February’s ditching of a helicopter at the BP-operated ETAP fields complex has once again raised safety concerns in the UK North Sea, even though there were no casualties and injuries were relatively minor. It emphasises the vital need to keep on top of safety and to learn from the past where possible.
Norway’s Petroleum Safety Authority (PSA) last month also raised concerns about offshore safety, ramming home the point that “several incidents in 2008 alone could have been avoided if the industry had learned from their own and others’ mistakes”.
The PSA said a lack of experience transfer is one of several recurring themes among the underlying causes of accidents. This is directly linked with the Great Crew Change that has become a major issue for the offshore industries of the North West Europe Continental Shelf and US Gulf of Mexico.
Basically, the massive job cuts of the 1980s and 1990s, and the damage that inflicted on the industry’s reputation, led to a “missed” generation in the offshore workforce.
“The decline in knowledge about the big tragedies is a grave concern,” said PSA director-general Magne Ognedal.
He said it was vital that lessons learned must not be wasted in the safety quest going forward.
“Both the leak on Statfjord A in May and the cracker incident at the Mongstad refinery in August had major accident potential. And, in both cases, lessons learned from previous incidents could have stopped it happening,” said Ognedal.
He warned, too, about the importance of insight into the big tragedies in the North Sea, and finds it worrying that many of today’s players don’t know about the disasters of the 1980s, such as Alexander Kielland and Piper Alpha. Energy raised exactly this same point at the OTANS conference in Halifax, Nova Scotia, in October last year.
The agency said that, in less than a year, there had been three incidents leading to oil spills offshore Norway: a loading hose rupturing on Statfjord A in December, 2007; a leakage during the loading of a tanker on Draugen one month later, and oil being pumped out in connection with another incident on Statfjord A in May, 2008.
These incidents – plus the Ekofisk blowout in 1997 and an oil blowout in the Gulf of Mexico in 1979 – were reviewed by Norwegian research body, Sintef, in 2008 on behalf of the PSA.
That review identified a number of common features, mainly related to weaknesses in management systems, such as clear roles and responsibilities, management of competence, experience transfer, learning from previous incidents and risk assessment of methods and equipment. Deficient knowledge of, and respect for, management and employees’ own corporate procedures also turned out to be a common denominator.
“We see that the company management lacks knowledge of the realities, that the company managements’ own investigations rarely uncover the weaknesses, and that risk is being systematically underestimated,” Ognedal said.
Turning to deep-rooted issues as evidence of such deficiencies, Ognedal focused on offshore installation lifeboats and damage to hearing.
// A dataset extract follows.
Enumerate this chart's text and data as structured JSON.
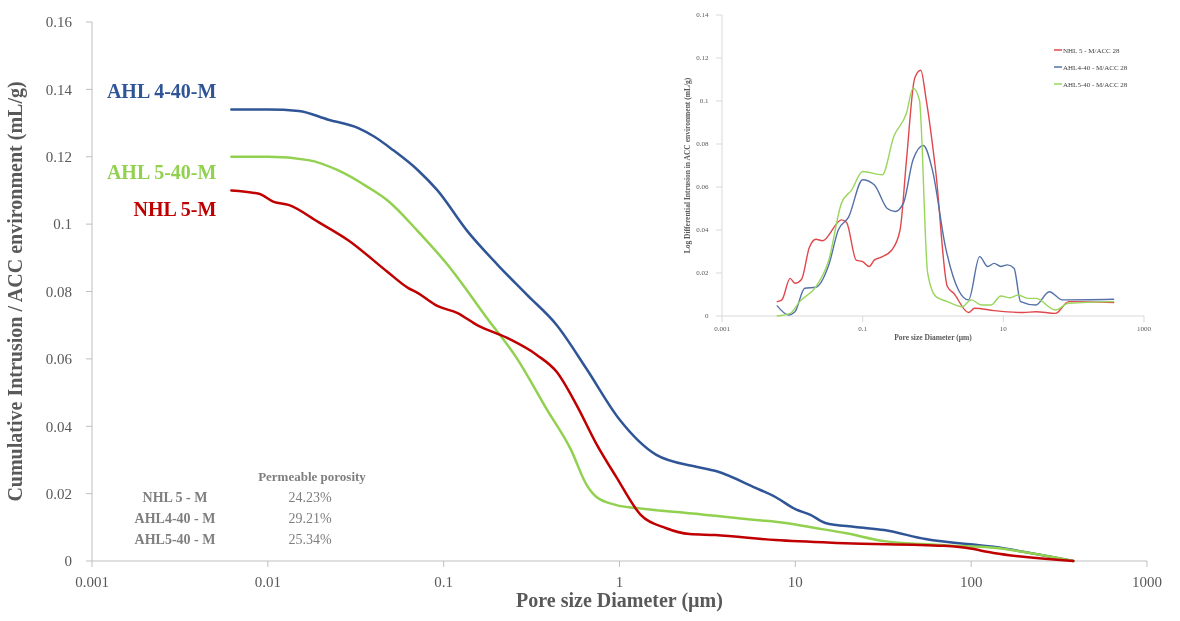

He pointed out that early-2009 saw all the free-fall lifeboats on Veslefrikk and Kristin (both operated by StatoilHydro) out of action because of a fault in the release mechanism. Moreover, the PSA had launched its own investigation.
The lifeboat issue has persisted over a number of years: in the summer of 2005, a number of problems were uncovered with regard to the free-fall lifeboats on facilities in the North Sea and the Norwegian Sea. The industry, represented by trade body OLF, has identified a number of weaknesses in design and use of materials.
Safety issues such as G-forces, seats, seatbelts and impacts against the hull have also been assessed. The objective is to arrive at a totally new industry standard for free-fall lifeboats during the first half of this year.
Noise in the petroleum industry is a continuing working environment risk. This was highlighted in Energy’s Healthcheck column in February, 2009.
Every year, about 350 instances of work-related hearing damage are reported to the PSA. If those figures are to be reduced, the industry must find a new approach to this challenge. We do not have a figure for the UK Continental Shelf.
“A continuing high number of hearing damage reports is an indication that personal protective equipment is an inefficient barrier and that the industry must work much more aggressively to reduce the actual noise from its source and give less weight to ear protectors,” said Ognedal, who describes the hearing issue as a “silent disaster”.